After Kenya, his journey took him to , Addis Ababa, the capital of Ethiopia, where he visited the African Union headquarters.
Obama has come to Africa a bit late. Just two days before he arrived, China granted $17 million (15 million euros) to Kenya for a new Confucius Institute, humanitarian aid for refugees from Somalia and the refurbishment of Kasarani Stadium - where Obama made a speech to thousands of onlookers.
The timing was not coincidental. The Chinese government wants to show the US who is calling the shots and paving the path to successful cooperation with African states. Beijing understood Africa's value from the point of view of natural resources much earlier than Washington. Africa's population of 1.1 billion and its booming middle class offer a new market for Chinese products. Trade between China and Africa reached $222 billion in 2014 - about three times more than trade between Africa and the United States.
Too late, Obama
The US president, whose father was Kenyan and who still has family there, has failed to enable his country to benefit from Africa's boom. It was only last year that the United States woke up and invited all African states to its US-Africa Leaders Summit in Washington. Here, too, the United States was no pioneer. China and Japan have done this for years. India and South Korea also have long-established business connections with Africa.
Now, it's too late. Obama's visit has had little value in both ideological and economic terms.
The first black president of the US, Nobel Peace laureate and beacon of hope for millions could have sunk his teeth into the matter earlier. Instead, Obama avoided Africa during his first years in office and took too long to visit. Finally, in summer 2013, not long after his second term began, he made an official eight-day trip to Africa, stopping off in Senegal, South Africa and Tanzania.
Yet to shine
Obama could have stepped on the gas during his second term, and the fact that he did not is a big minus. Especially considering the extent to which Africa will continue to play a role in the future. People will ask why Obama did not understand this earlier. The initiatives that he announced with great rhetorical brilliance - Power Africa, to bring electricity to the whole continent, and the African Growth and Opportunity Act, to offer tax advantages to African goods on the US market - have yet to shine.
The United States cannot offer as much as China or India to Africa in terms of developing infrastructure - apart from oil infrastructure. When it comes to bridges, roads, rails, ports and water plants, Asian companies have more knowledge because they are currently helping to build up their own countries. China has political reasons for wanting to finance projects in Africa - Chinese companies can bring money in fast and with no red tape.
Moreover, in recent years China has profited from the fact that its relationship with the African continent is not historically loaded. This is in contrast to the United States, which engaged in the trading of slaves from Africa from its days as a British colony until well after independence. That history has had the United States on the defensive with Africa from the outset.
China and India have firsthand experience of many of the problems developing states in Africa are facing. Therefore, they have pragmatic solutions to offer.
Last but not least, Beijing - like it or not - has not based its development policy and support on conditions such as democracy or human rights, as the United States and many European nations have done.
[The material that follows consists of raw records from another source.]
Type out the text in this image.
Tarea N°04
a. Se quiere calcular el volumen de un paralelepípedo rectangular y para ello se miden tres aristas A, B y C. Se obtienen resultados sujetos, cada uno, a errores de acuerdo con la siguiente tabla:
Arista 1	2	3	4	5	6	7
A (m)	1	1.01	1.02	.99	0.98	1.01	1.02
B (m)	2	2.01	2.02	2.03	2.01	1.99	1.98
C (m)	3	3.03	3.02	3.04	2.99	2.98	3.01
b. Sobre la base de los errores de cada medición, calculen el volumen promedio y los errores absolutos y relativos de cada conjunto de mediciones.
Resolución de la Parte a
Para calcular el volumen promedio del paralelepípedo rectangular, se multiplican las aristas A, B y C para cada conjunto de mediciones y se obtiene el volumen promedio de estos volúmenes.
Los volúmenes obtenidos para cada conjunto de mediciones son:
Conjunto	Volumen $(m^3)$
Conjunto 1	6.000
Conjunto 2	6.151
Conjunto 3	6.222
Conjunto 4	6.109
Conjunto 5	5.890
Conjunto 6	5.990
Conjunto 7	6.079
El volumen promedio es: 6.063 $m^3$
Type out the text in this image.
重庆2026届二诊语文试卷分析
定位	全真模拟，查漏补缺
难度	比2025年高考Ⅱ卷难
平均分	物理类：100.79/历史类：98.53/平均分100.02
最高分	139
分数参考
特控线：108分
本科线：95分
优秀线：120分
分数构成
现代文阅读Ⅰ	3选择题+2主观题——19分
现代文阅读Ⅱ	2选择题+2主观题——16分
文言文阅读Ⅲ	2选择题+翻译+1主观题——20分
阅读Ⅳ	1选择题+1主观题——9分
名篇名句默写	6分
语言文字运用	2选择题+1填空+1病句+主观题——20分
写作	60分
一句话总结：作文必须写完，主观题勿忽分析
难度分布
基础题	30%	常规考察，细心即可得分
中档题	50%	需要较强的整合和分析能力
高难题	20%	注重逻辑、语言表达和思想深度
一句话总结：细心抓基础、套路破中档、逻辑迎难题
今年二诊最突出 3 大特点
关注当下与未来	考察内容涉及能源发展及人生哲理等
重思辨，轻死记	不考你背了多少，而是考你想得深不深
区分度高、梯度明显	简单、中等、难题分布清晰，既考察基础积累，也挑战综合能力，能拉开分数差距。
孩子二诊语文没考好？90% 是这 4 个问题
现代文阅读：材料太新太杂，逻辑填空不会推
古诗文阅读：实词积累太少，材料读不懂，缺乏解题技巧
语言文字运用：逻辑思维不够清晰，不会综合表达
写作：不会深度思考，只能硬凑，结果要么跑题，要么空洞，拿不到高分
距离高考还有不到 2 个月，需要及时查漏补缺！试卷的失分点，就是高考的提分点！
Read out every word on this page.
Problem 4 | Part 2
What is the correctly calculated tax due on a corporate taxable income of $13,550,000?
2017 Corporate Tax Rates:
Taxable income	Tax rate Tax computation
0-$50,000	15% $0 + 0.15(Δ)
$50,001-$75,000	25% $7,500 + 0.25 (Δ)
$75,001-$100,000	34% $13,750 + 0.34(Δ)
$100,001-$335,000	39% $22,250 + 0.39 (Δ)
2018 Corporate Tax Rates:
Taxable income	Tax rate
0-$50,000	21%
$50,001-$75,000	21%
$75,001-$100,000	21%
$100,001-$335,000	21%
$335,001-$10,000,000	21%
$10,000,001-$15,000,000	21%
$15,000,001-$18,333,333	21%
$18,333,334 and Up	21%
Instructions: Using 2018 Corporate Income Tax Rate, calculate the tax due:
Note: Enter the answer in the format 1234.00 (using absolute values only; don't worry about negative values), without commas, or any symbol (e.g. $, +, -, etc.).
China is present in Africa. Though Obama might have achieved a great deal with Iran and Cuba, he has achieved very little in Africa, not compared with Asia, at least - not even compared with many European states, which are not always very quick on the mark either.
In 50 years' time, when Africa is playing a central role as the world's factory and has a huge middle class that is happy to consume, historians will wonder how of all people Barack Obama was able to flub cooperation with the world's last emerging continent.